Effect vs artifact-local checkpoints only

  • Global rate: modest reduction in undetected silent errors that touch shared claims; little change for purely local bugs.
  • Localization: errors cluster around a smaller set of shared nodes (core claims and library APIs) and are flagged closer to their introduction.
  • Propagation: bad refactors to high-fan-out code/claims are more likely to trigger checkpoints + review before they spread across many workflows.

Minimal provenance features for triage Track per-checkpoint a few local graph stats over touched nodes (library functions, schemas, cross-workflow scientific claims):

  1. Affected-claim count
  • of distinct cross-workflow scientific claims reachable within k hops that depend on edited artifacts.
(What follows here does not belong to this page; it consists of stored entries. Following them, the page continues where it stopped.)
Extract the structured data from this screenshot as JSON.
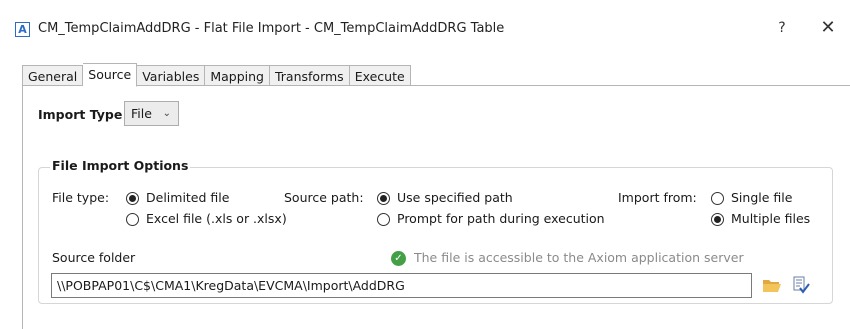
{
  "window": {
    "app_icon_letter": "A",
    "title": "CM_TempClaimAddDRG - Flat File Import - CM_TempClaimAddDRG Table",
    "help_label": "?",
    "close_label": "✕"
  },
  "tabs": [
    {
      "label": "General",
      "active": false
    },
    {
      "label": "Source",
      "active": true
    },
    {
      "label": "Variables",
      "active": false
    },
    {
      "label": "Mapping",
      "active": false
    },
    {
      "label": "Transforms",
      "active": false
    },
    {
      "label": "Execute",
      "active": false
    }
  ],
  "import_type": {
    "label": "Import Type",
    "value": "File"
  },
  "file_import_options": {
    "legend": "File Import Options",
    "file_type": {
      "label": "File type:",
      "options": [
        {
          "label": "Delimited file",
          "checked": true
        },
        {
          "label": "Excel file (.xls or .xlsx)",
          "checked": false
        }
      ]
    },
    "source_path": {
      "label": "Source path:",
      "options": [
        {
          "label": "Use specified path",
          "checked": true
        },
        {
          "label": "Prompt for path during execution",
          "checked": false
        }
      ]
    },
    "import_from": {
      "label": "Import from:",
      "options": [
        {
          "label": "Single file",
          "checked": false
        },
        {
          "label": "Multiple files",
          "checked": true
        }
      ]
    },
    "source_folder": {
      "label": "Source folder",
      "status_text": "The file is accessible to the Axiom application server",
      "status_color": "#43a047",
      "value": "\\\\POBPAP01\\C$\\CMA1\\KregData\\EVCMA\\Import\\AddDRG"
    }
  }
}
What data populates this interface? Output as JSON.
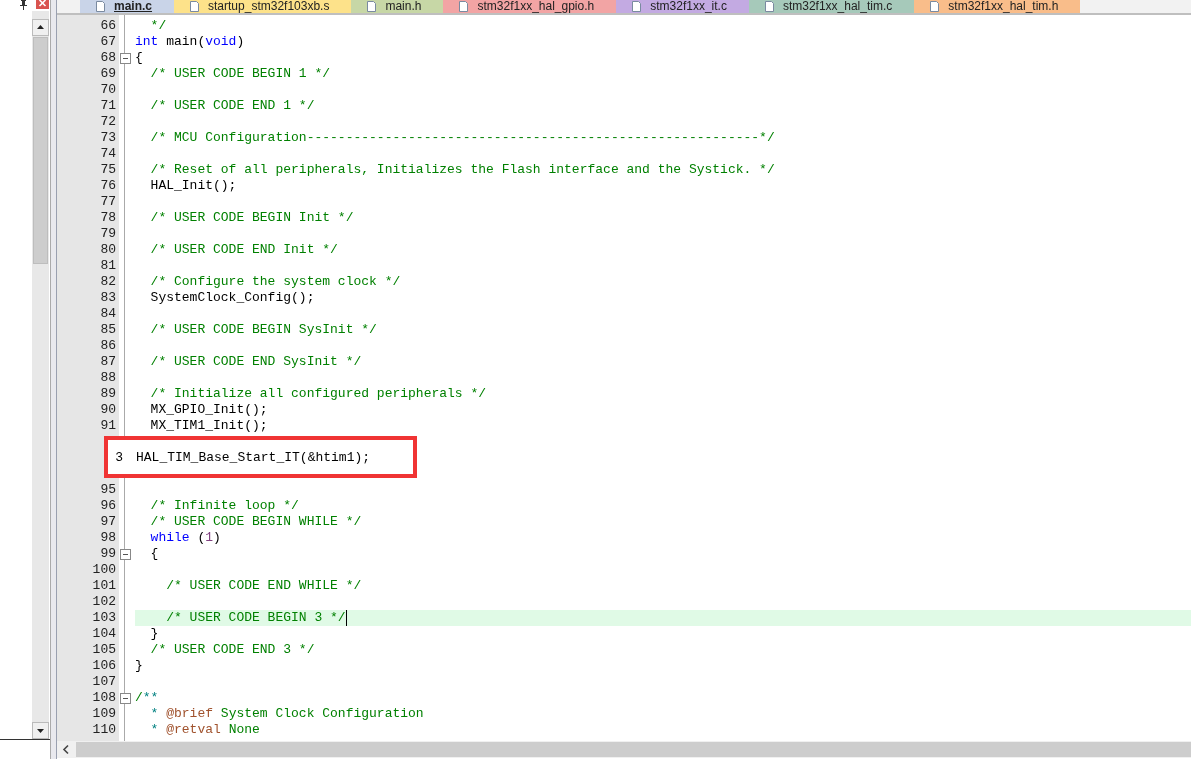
{
  "tabs": [
    {
      "label": "main.c",
      "selected": true,
      "color": "#c9d4e8"
    },
    {
      "label": "startup_stm32f103xb.s",
      "selected": false,
      "color": "#fde28a"
    },
    {
      "label": "main.h",
      "selected": false,
      "color": "#c7d7a6"
    },
    {
      "label": "stm32f1xx_hal_gpio.h",
      "selected": false,
      "color": "#f2a4a4"
    },
    {
      "label": "stm32f1xx_it.c",
      "selected": false,
      "color": "#c3aae2"
    },
    {
      "label": "stm32f1xx_hal_tim.c",
      "selected": false,
      "color": "#a6c9ba"
    },
    {
      "label": "stm32f1xx_hal_tim.h",
      "selected": false,
      "color": "#f9bd8a"
    }
  ],
  "lines": [
    {
      "kind": "code",
      "n": "66",
      "collapsible": false,
      "current": false,
      "segs": [
        {
          "kind": "comment",
          "text": "  */"
        }
      ]
    },
    {
      "kind": "code",
      "n": "67",
      "collapsible": false,
      "current": false,
      "segs": [
        {
          "kind": "keyword",
          "text": "int"
        },
        {
          "kind": "code",
          "text": " main("
        },
        {
          "kind": "keyword",
          "text": "void"
        },
        {
          "kind": "code",
          "text": ")"
        }
      ]
    },
    {
      "kind": "code",
      "n": "68",
      "collapsible": true,
      "current": false,
      "segs": [
        {
          "kind": "code",
          "text": "{"
        }
      ]
    },
    {
      "kind": "code",
      "n": "69",
      "collapsible": false,
      "current": false,
      "segs": [
        {
          "kind": "comment",
          "text": "  /* USER CODE BEGIN 1 */"
        }
      ]
    },
    {
      "kind": "code",
      "n": "70",
      "collapsible": false,
      "current": false
    },
    {
      "kind": "code",
      "n": "71",
      "collapsible": false,
      "current": false,
      "segs": [
        {
          "kind": "comment",
          "text": "  /* USER CODE END 1 */"
        }
      ]
    },
    {
      "kind": "code",
      "n": "72",
      "collapsible": false,
      "current": false
    },
    {
      "kind": "code",
      "n": "73",
      "collapsible": false,
      "current": false,
      "segs": [
        {
          "kind": "comment",
          "text": "  /* MCU Configuration----------------------------------------------------------*/"
        }
      ]
    },
    {
      "kind": "code",
      "n": "74",
      "collapsible": false,
      "current": false
    },
    {
      "kind": "code",
      "n": "75",
      "collapsible": false,
      "current": false,
      "segs": [
        {
          "kind": "comment",
          "text": "  /* Reset of all peripherals, Initializes the Flash interface and the Systick. */"
        }
      ]
    },
    {
      "kind": "code",
      "n": "76",
      "collapsible": false,
      "current": false,
      "segs": [
        {
          "kind": "code",
          "text": "  HAL_Init();"
        }
      ]
    },
    {
      "kind": "code",
      "n": "77",
      "collapsible": false,
      "current": false
    },
    {
      "kind": "code",
      "n": "78",
      "collapsible": false,
      "current": false,
      "segs": [
        {
          "kind": "comment",
          "text": "  /* USER CODE BEGIN Init */"
        }
      ]
    },
    {
      "kind": "code",
      "n": "79",
      "collapsible": false,
      "current": false
    },
    {
      "kind": "code",
      "n": "80",
      "collapsible": false,
      "current": false,
      "segs": [
        {
          "kind": "comment",
          "text": "  /* USER CODE END Init */"
        }
      ]
    },
    {
      "kind": "code",
      "n": "81",
      "collapsible": false,
      "current": false
    },
    {
      "kind": "code",
      "n": "82",
      "collapsible": false,
      "current": false,
      "segs": [
        {
          "kind": "comment",
          "text": "  /* Configure the system clock */"
        }
      ]
    },
    {
      "kind": "code",
      "n": "83",
      "collapsible": false,
      "current": false,
      "segs": [
        {
          "kind": "code",
          "text": "  SystemClock_Config();"
        }
      ]
    },
    {
      "kind": "code",
      "n": "84",
      "collapsible": false,
      "current": false
    },
    {
      "kind": "code",
      "n": "85",
      "collapsible": false,
      "current": false,
      "segs": [
        {
          "kind": "comment",
          "text": "  /* USER CODE BEGIN SysInit */"
        }
      ]
    },
    {
      "kind": "code",
      "n": "86",
      "collapsible": false,
      "current": false
    },
    {
      "kind": "code",
      "n": "87",
      "collapsible": false,
      "current": false,
      "segs": [
        {
          "kind": "comment",
          "text": "  /* USER CODE END SysInit */"
        }
      ]
    },
    {
      "kind": "code",
      "n": "88",
      "collapsible": false,
      "current": false
    },
    {
      "kind": "code",
      "n": "89",
      "collapsible": false,
      "current": false,
      "segs": [
        {
          "kind": "comment",
          "text": "  /* Initialize all configured peripherals */"
        }
      ]
    },
    {
      "kind": "code",
      "n": "90",
      "collapsible": false,
      "current": false,
      "segs": [
        {
          "kind": "code",
          "text": "  MX_GPIO_Init();"
        }
      ]
    },
    {
      "kind": "code",
      "n": "91",
      "collapsible": false,
      "current": false,
      "segs": [
        {
          "kind": "code",
          "text": "  MX_TIM1_Init();"
        }
      ]
    },
    {
      "kind": "pasted",
      "n": "3",
      "code": "HAL_TIM_Base_Start_IT(&htim1);"
    },
    {
      "kind": "code",
      "n": "95",
      "collapsible": false,
      "current": false
    },
    {
      "kind": "code",
      "n": "96",
      "collapsible": false,
      "current": false,
      "segs": [
        {
          "kind": "comment",
          "text": "  /* Infinite loop */"
        }
      ]
    },
    {
      "kind": "code",
      "n": "97",
      "collapsible": false,
      "current": false,
      "segs": [
        {
          "kind": "comment",
          "text": "  /* USER CODE BEGIN WHILE */"
        }
      ]
    },
    {
      "kind": "code",
      "n": "98",
      "collapsible": false,
      "current": false,
      "segs": [
        {
          "kind": "keyword",
          "text": "  while"
        },
        {
          "kind": "code",
          "text": " ("
        },
        {
          "kind": "number",
          "text": "1"
        },
        {
          "kind": "code",
          "text": ")"
        }
      ]
    },
    {
      "kind": "code",
      "n": "99",
      "collapsible": true,
      "current": false,
      "segs": [
        {
          "kind": "code",
          "text": "  {"
        }
      ]
    },
    {
      "kind": "code",
      "n": "100",
      "collapsible": false,
      "current": false
    },
    {
      "kind": "code",
      "n": "101",
      "collapsible": false,
      "current": false,
      "segs": [
        {
          "kind": "comment",
          "text": "    /* USER CODE END WHILE */"
        }
      ]
    },
    {
      "kind": "code",
      "n": "102",
      "collapsible": false,
      "current": false
    },
    {
      "kind": "code",
      "n": "103",
      "collapsible": false,
      "current": true,
      "segs": [
        {
          "kind": "comment",
          "text": "    /* USER CODE BEGIN 3 */"
        }
      ]
    },
    {
      "kind": "code",
      "n": "104",
      "collapsible": false,
      "current": false,
      "segs": [
        {
          "kind": "code",
          "text": "  }"
        }
      ]
    },
    {
      "kind": "code",
      "n": "105",
      "collapsible": false,
      "current": false,
      "segs": [
        {
          "kind": "comment",
          "text": "  /* USER CODE END 3 */"
        }
      ]
    },
    {
      "kind": "code",
      "n": "106",
      "collapsible": false,
      "current": false,
      "segs": [
        {
          "kind": "code",
          "text": "}"
        }
      ]
    },
    {
      "kind": "code",
      "n": "107",
      "collapsible": false,
      "current": false
    },
    {
      "kind": "code",
      "n": "108",
      "collapsible": true,
      "current": false,
      "segs": [
        {
          "kind": "comment",
          "text": "/"
        },
        {
          "kind": "doc-star",
          "text": "**"
        }
      ]
    },
    {
      "kind": "code",
      "n": "109",
      "collapsible": false,
      "current": false,
      "segs": [
        {
          "kind": "doc-star",
          "text": "  * "
        },
        {
          "kind": "doc-tag",
          "text": "@brief"
        },
        {
          "kind": "comment",
          "text": " System Clock Configuration"
        }
      ]
    },
    {
      "kind": "code",
      "n": "110",
      "collapsible": false,
      "current": false,
      "segs": [
        {
          "kind": "doc-star",
          "text": "  * "
        },
        {
          "kind": "doc-tag",
          "text": "@retval"
        },
        {
          "kind": "comment",
          "text": " None"
        }
      ]
    }
  ]
}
  • Use threshold: if above N_claims, escalate.
  1. Dependents fan-out
  • Max or sum of direct dependents (workflows / artifacts) of touched nodes.
  • High fan-out ⇒ higher risk; combine with change size.
  1. Past regression history
  • Simple score per node: count of past test failures / rollbacks / human-rejected checkpoints involving that node.
  • Prior failures raise risk tier even for small edits.
  1. Cross-claim inconsistency blips (optional but high value)
  • Recompute a small panel of key cross-workflow claims affected by the edit and compare to their last accepted values.
  • Large deviations or increased disagreement between workflows push checkpoint to mandatory review.

Simple triage rule sketch

  • Compute a risk score per checkpoint from:
    • R1: normalized change size near high-fan-out nodes.
    • R2: affected-claim count.
    • R3: max regression-history score among touched nodes.
    • R4: any cross-claim inconsistency.
  • Buckets:
    • Auto-continue: all metrics low.
    • Agent-only deep checks: moderate R1–R3, no R4.
    • Human review required: R4 true, or (R2 and R3) above tuned thresholds.

Net effect

  • Compared to artifact-local checkpoints, provenance-aware ones:
    • Reduce undetected, lab-wide silent errors from refactors to shared code/claims.
    • Shift remaining errors toward low-fan-out, workflow-local changes.
    • Improve mapping between “where to look” and “what might be broken” for humans reviewing high-risk checkpoints.
  • Gains are largest when many workflows reuse a small shared library and a small set of cross-workflow scientific claims.